Бурая равнина укатывалась к югу не холмами даже, а пологими увалами — за такими не скроешься. Но уж если выехал на плохо различимый верх, то сразу становишься мишенью. Вон они, серые коробочки, горят, как огни на курганах…
Ближе всех подобралась резвая «двойка» — три попадания разобрали ее на части. За нею дымит «четверка» с перекошенной башней, а по соседству чернеет «Т-III» — догорела, видать.
Я обвел взглядом поле битвы. Слева и справа его замыкали чащи леса, охватывая рамкой композицию в стендалевских тонах, красных и черных. Мои губы дрогнули, складываясь в невеселую усмешку.
Сколько мы танков подбили, неясно. Считал поначалу, довел до пятнадцати и сбился. «А они все лезуть и лезуть…» — ворчал Лапин.
Никогда еще, за всю мою недолгую жизнь здесь, в этом времени, батальон не нес таких потерь. Более ста человек убитыми… Погибли Панин и Антаков, Фадеев и Голенкин, Власов и Романов, Маша Филимонова и Люся Репринцева… Это только те, кого я хорошо знал.

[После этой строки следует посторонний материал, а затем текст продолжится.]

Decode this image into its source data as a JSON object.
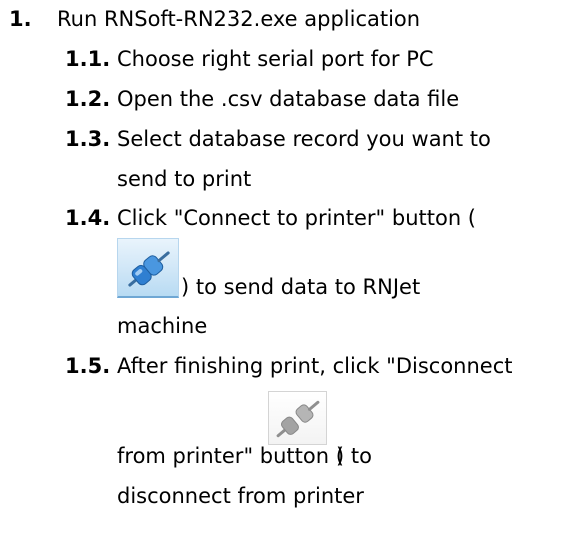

Наши «цуйки» вертелись и маневрировали, шарахаясь на полном газу, даже засады устраивали. Три немецких «Ганомага» догорали в балке, а уж сколько фашистских тушек валялось на позициях… «Неисчислимое количество!», — как вывел Порошин.
Вот только против танков наши броневички годились мало — четыре самоделки застыли грудами исковерканной стали. Стали, забрызганной кровью.
— Твою ж ма-ать… — донесся по-прежнему бодрый голос Лапина. — Тащ командир! Опять хренадеры лезуть!
Меня немного даже бесила непоколебимая бравость красноармейца. Стойкий оловянный солдатик! Поэтому я молча кивнул, поднося бинокль к глазам.
«Лезуть…» Пруть! Два десятка танков, как минимум, надвигались на нас, выстроившись ромбами и постреливая для острастки. До батальона пехоты жались к «броне». Ничего… Роты две немцев мы точно положили, так что…
«Присоединяйтесь, место еще есть!»
Я оглянулся. Артиллеристы Бритикова копошились на батарее «семидесятипяток». Снарядов пока хватало, а САУ-2 приволокла на буксире парочку «ахт-ахт». Сначала одну, потом другую.
Вот только отцепляли мы орудие уже от подбитой самоходки — снаряд, выпущенный немецким танком, пробил лобовую броню в два пальца толщиной, и рванул в рубке. Боеукладка не сдетонировала, но живой плоти и этого хватило — ребят буквально размазало по металлу.
Тот самый танк мы подбили минутой позже, и он запылал, как обещание вечного огня, но кому от этого легче?..
— Славка-а! — заорал я. — Загоняй «однойку»!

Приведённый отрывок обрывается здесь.